Most of us can remember the afternoons when we came home from school and made obscene batches of chocolate ball dough, skipped the forming of balls-part, and just ate it with spoons straight out of the bowl. And how we, while eating, nodded our heads in sheer wonder, because this stuff was just TOO GOOD TO BE TRUE.
Ok, now, 25 years later, I still like Chokladbollar, but they could do with a bit of improvement, a bit of refinement. Also, it’s actually really easy to make them much healthier than in the innocent age of my youth, the 80’s, when refined sugar was considered harmless, not unlike the Amphetamine-spiked “energy-pills” in the 60’s.
In the original “classic” recipe for Chokladbollar you use rolled oats. Raw rolled oats. And to me raw oats are not pretty tasteful nor very easy to digest. So what we do here is: 1. We cut down on the oats and invite a mix of tasty and healthy stuff to join in, namely almonds, hazelnuts, sun seeds, shredded coconut and buckwheat flakes. And 2. Here comes the real trick – then we TOAST it! Yes, we toast it. To all the Swedes out there, let me tell you, this is a total game changer. This will make your chocolate balls crackle and pop with tasty, toasty, nutty flavors.
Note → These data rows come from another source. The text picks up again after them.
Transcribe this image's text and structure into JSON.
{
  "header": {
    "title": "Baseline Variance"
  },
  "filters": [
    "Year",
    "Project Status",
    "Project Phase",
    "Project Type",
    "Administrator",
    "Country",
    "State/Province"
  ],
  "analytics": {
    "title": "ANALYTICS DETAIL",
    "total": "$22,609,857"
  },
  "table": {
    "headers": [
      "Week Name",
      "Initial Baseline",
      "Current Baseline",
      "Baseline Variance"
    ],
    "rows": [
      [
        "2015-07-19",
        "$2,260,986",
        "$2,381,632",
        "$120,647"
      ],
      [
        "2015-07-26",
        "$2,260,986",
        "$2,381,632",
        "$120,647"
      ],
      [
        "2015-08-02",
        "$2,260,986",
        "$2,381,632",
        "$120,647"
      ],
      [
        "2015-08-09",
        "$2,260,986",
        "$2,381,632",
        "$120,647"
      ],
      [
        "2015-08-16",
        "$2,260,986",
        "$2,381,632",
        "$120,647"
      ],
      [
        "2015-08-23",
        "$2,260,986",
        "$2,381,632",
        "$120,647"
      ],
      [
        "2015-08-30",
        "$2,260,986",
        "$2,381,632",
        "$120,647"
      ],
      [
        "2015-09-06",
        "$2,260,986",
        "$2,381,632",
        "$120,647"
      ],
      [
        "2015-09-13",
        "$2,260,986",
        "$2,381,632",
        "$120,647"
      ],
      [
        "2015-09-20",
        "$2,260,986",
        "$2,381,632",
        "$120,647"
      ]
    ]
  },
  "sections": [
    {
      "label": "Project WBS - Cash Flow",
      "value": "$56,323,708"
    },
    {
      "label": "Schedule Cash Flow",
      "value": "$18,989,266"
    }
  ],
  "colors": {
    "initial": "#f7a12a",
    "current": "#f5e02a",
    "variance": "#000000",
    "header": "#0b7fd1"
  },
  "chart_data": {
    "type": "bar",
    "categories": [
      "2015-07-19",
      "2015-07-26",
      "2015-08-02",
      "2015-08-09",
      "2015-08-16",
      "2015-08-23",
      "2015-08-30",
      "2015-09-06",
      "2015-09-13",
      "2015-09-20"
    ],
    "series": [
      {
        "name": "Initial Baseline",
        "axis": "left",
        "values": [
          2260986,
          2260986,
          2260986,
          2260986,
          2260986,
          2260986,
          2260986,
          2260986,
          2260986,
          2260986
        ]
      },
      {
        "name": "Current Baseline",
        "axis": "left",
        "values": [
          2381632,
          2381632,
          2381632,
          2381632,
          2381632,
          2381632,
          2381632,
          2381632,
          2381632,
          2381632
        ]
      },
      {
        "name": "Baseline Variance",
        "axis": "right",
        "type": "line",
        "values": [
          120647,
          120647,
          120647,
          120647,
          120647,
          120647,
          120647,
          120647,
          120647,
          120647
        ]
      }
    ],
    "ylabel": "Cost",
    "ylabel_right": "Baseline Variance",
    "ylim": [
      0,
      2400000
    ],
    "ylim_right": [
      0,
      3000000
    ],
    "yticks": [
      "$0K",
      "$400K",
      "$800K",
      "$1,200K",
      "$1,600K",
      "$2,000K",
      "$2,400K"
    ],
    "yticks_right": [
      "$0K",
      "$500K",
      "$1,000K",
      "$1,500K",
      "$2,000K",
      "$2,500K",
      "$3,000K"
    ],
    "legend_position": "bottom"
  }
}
Naturally you can play around with what seeds/nuts/grains you use here. Flax, sesame seeds, peanuts, pumpkin seeds and what have you. Or why not use dried figs or apricots instead of dates. Also feel free to experiment with the seasoning: cinnamon, cardamom, fresh ginger, grated zest of orange or lime and so on. So apart from all the other great features of this recipe, it’s also a phenomenal cleaning-out-your-cupboard-recipe!
Ps. Yesterday my husband and me could be seen sitting in the sofa watching the last episode of The Honorable Woman and eating this concoction, with spoons, straight out of the bowl, shaking our heads in sheer wonder of how effing yummy it was.
- 2 cups / 5 dl of roughly equal parts of these nuts/seeds:
- Rolled oats (gluten-free if you want to)
- Sun seeds
- Buckwheat flakes
- Shredded coconut
- 15-20 pitted dates
- 6 Tbsp of cacao powder
- 80 g of salted butter/ or unsalted + a small pinch of salt
- 4 Tbsp cold coffee
- 2 tsp vanilla sugar/1 tsp vanilla essence
- Optional: 1 tbsp of almond butter (or any other type of nut/seed butter or a neutral oil)
- Optional: 1 tbsp of maple syrup/unrefined sugar/coconut sugar
- Toast the nuts and seeds in a dry, medium hot pan (put in the almonds, hazelnuts and oats first, toast for 3 min, stir frequently, then add the rest of the seeds, etc and toast for another 3 min). Mix in a food processor. Let cool a bit. Add dates and blitz some more. Add the remaining ingredients and mix. Taste. If you want it sweeter, add more dates or sweetener of your choosing. If you want it more moist, add some water or oil.